Evolution of resistance leads to a relapse despite continuous therapy (Figure 2C). The probability of resistance can be calculated by considering an exponentially growing leukaemic stem cell population that produces resistant leukaemic cells at rate u per cell division. Upon reaching a certain abundance, y0, of leukaemic stem cells, the probability of having at least one resistant stem cell is given by P=1−exp (−uy0σ), where σ=(1+s)log(1+1/s) and s=(ay−d0)/d0. This calculation is based on the assumption that resistant stem cells have the same fitness as sensitive leukaemic stem cells. The formula for the probability of resistance for any fitness value and the expected number of resistant cells is derived in Iwasa et al, 2006.

The probability of resistance increases with the mutation rate, the number of leukaemic stem cells and the fitness of resistant stem cells. It also increases with the number of cell divisions that generated the leukaemia: the larger the number of cell divisions the higher the risk of mutations, and therefore the higher the probability of resistance. We can use the deterministic model to estimate the time until detection of resistance and treatment failure. These and other related calculations may be extremely helpful in determining when imatinib therapy ought to be combined with other therapies, providing a more accurate prognosis for the disease and directing future research and development efforts.

Conclusion

Mathematical modelling of cancer progression and the evolution of resistance will prove invaluable in the ongoing struggle to develop new and more effective therapeutic strategies for the treatment of cancer. The model discussed above provides an improved understanding of treatment failure and success, as well as increased knowledge of the way therapy affects the cancer cell burden over time. The model also offers predictive power to the course the disease is likely to take, and therefore supplies both the physician and the researcher with some of the tools necessary to combat cancer cell proliferation to the greatest effect.
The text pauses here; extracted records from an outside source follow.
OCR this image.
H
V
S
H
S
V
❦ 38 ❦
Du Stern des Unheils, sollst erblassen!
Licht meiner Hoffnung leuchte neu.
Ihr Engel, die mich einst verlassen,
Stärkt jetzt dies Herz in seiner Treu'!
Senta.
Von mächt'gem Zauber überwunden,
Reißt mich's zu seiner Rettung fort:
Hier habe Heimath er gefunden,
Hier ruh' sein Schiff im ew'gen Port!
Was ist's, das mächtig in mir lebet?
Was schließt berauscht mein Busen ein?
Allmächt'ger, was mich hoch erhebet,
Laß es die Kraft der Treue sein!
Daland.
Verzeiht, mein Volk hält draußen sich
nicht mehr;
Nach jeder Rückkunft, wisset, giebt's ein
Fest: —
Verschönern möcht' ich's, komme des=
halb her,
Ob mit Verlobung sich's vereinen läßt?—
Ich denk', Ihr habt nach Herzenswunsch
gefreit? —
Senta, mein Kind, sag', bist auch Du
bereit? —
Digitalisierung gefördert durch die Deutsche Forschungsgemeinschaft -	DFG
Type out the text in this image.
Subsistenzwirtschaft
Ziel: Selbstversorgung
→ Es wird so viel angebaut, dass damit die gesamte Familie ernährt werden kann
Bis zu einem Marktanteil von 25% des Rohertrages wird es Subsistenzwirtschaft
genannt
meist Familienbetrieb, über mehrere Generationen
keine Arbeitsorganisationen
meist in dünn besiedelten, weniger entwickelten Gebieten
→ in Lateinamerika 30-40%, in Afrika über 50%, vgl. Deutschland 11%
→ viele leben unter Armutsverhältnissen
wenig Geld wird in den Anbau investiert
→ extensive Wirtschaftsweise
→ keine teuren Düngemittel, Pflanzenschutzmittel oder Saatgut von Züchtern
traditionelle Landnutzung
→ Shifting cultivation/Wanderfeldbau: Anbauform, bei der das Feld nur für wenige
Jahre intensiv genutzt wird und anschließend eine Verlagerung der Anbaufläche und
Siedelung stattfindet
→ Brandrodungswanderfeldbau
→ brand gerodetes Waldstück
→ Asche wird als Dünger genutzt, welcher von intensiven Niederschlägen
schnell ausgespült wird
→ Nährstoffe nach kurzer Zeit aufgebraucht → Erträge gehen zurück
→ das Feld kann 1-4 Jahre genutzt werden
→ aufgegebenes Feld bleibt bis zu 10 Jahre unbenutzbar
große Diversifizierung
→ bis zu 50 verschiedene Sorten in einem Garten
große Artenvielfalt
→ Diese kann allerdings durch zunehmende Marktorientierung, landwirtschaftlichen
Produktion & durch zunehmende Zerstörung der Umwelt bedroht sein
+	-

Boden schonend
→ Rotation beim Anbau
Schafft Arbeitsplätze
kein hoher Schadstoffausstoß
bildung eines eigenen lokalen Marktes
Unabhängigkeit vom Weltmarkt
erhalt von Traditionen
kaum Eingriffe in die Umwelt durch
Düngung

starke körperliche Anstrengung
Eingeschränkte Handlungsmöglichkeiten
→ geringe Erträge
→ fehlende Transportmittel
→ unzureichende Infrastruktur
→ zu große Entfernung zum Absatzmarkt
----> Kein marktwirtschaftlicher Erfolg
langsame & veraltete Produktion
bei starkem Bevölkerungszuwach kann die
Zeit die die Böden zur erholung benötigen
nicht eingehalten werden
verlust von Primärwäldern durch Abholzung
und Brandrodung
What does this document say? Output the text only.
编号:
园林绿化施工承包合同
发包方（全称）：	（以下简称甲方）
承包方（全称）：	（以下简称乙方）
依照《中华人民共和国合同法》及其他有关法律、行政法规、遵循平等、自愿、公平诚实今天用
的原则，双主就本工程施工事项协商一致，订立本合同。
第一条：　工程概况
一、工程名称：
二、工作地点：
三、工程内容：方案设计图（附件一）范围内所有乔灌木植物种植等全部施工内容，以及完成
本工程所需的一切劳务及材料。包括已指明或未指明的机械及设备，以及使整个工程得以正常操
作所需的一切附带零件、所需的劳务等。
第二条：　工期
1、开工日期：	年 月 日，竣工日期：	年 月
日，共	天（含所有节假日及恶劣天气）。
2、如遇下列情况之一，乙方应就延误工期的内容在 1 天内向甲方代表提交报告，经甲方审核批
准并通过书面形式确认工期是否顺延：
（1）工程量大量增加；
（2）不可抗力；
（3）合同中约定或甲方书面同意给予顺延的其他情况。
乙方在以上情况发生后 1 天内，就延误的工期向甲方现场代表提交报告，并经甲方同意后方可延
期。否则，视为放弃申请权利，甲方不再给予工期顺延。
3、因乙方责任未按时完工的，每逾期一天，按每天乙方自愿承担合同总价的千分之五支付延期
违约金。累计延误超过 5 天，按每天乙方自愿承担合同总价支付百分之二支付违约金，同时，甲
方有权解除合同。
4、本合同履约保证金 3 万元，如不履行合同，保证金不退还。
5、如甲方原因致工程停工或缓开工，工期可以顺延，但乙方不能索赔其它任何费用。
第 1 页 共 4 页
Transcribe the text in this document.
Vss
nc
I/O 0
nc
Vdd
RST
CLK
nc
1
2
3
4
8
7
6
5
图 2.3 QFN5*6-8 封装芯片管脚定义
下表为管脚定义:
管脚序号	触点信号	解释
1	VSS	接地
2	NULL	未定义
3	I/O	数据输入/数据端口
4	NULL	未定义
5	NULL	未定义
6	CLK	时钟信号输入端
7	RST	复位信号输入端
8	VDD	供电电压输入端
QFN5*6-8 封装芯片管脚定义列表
However, the research outlined above marks only the beginning of much needed explorations into the mathematical modelling of such systems. Targeted therapies will certainly play an increasingly vital role in the future of cancer treatment, particularly as we continue to accumulate knowledge of the molecular interactions responsible for tumorigenesis. Many of the dynamic interactions between targeted agents and cancer cells remain poorly understood. Although much research remains to be carried out in the realm of molecular biology, these relations will be greatly clarified by using a mathematical approach to in vivo therapeutic responses. As the era of targeted cancer therapy progresses and new drugs are developed, it becomes imperative that more energy be directed towards a quantitative approach to the analysis of therapeutic success and failure.